Baley écoutait. Ses esprits commençaient à se clarifier et l’amertume habituelle de son visage chevalin se marqua plus encore.
— Bik, dit-il, pensiez-vous que j’étais un robot ?
— Non, dit le gamin. Vous êtes un Terrien.
— Parfait. Vous pouvez partir maintenant.
Bik tourna les talons avec désinvolture et s’en fut en sifflotant. Quant à Baley, il s’adressa cette fois au robot.
— Et vous ? Comment se fait-il que ce gamin ait su que j’étais un Terrien ? N’étiez-vous pas avec lui lorsqu’il a décoché cette flèche ?
— J’étais avec lui, maître. C’est moi qui lui ai dit que vous étiez un Terrien.
— Lui avez-vous expliqué ce qu’est un Terrien ?
— Oui, maître.
— Bon. Alors, qu’est-ce donc qu’un Terrien ?
— Une espèce inférieure d’humains que l’on n’aurait jamais dû admettre sur Solaria, parce qu’elle apporte des maladies, maître.
— Qu’est-ce qui vous a raconté ça, mon garçon ?
Le robot conserva le silence.
— Savez-vous qui vous l’a dit ? reprit Baley.
— Non, maître. Simplement mon bloc de références.
— Bon, passons. Donc, vous avez dit à ce garçon que j’étais un être inférieur, porteur de germes épidémiques. Aussitôt, il m’a lancé une flèche. Pourquoi ne l’en avez-vous pas empêché ?
— Je l’aurais bien empêché, maître.
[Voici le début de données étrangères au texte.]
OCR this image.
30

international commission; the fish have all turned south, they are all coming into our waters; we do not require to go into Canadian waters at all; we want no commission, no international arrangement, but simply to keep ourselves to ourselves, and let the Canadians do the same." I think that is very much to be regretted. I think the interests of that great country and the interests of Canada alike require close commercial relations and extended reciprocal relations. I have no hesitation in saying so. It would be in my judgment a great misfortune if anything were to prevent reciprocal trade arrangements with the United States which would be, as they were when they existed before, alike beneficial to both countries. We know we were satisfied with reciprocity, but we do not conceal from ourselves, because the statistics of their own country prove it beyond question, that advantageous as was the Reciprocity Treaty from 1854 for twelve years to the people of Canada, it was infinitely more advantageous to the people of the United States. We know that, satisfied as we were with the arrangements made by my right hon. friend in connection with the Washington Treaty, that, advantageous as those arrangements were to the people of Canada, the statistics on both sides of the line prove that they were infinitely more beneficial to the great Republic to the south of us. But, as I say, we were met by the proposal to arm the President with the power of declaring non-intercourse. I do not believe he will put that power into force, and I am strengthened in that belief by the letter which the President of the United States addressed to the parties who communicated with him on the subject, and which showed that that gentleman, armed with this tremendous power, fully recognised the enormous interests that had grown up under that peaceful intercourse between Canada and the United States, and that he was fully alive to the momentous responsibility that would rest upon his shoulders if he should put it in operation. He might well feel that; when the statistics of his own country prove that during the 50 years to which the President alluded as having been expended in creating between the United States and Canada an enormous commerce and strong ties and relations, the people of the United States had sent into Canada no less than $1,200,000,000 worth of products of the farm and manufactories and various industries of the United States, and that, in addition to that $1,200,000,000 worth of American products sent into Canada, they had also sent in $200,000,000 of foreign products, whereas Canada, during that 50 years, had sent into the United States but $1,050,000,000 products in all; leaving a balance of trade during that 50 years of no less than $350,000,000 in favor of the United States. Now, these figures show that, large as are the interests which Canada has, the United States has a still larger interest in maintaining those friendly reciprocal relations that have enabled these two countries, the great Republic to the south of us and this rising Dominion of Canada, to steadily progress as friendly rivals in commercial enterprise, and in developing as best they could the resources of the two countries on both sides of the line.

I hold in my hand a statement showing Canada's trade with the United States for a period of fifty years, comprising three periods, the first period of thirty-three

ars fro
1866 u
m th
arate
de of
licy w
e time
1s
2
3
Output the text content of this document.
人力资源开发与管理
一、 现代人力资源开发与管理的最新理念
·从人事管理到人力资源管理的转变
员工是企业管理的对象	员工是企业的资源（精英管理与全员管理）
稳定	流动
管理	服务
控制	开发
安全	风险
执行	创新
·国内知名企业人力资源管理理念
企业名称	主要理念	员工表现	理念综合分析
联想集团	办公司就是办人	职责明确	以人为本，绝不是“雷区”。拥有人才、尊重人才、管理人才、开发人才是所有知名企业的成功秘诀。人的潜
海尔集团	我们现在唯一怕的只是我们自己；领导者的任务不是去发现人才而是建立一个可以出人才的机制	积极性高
Je n’aurais laissé aucun mal survenir à un être humain, même à un Terrien. Mais il a agi trop vite et je n’ai pu réagir assez tôt.
— Peut-être pensiez-vous qu’après tout je n’étais qu’un Terrien, pas tout à fait un être humain. Aussi avez-vous hésité un instant ?
— Non, maître.
Ceci dit avec le calme et l’impassibilité habituels, mais Baley eut un triste rictus. En toute bonne foi, le robot pouvait nier une telle pensée, néanmoins Baley se rendait trop bien compte que c’était là le facteur crucial.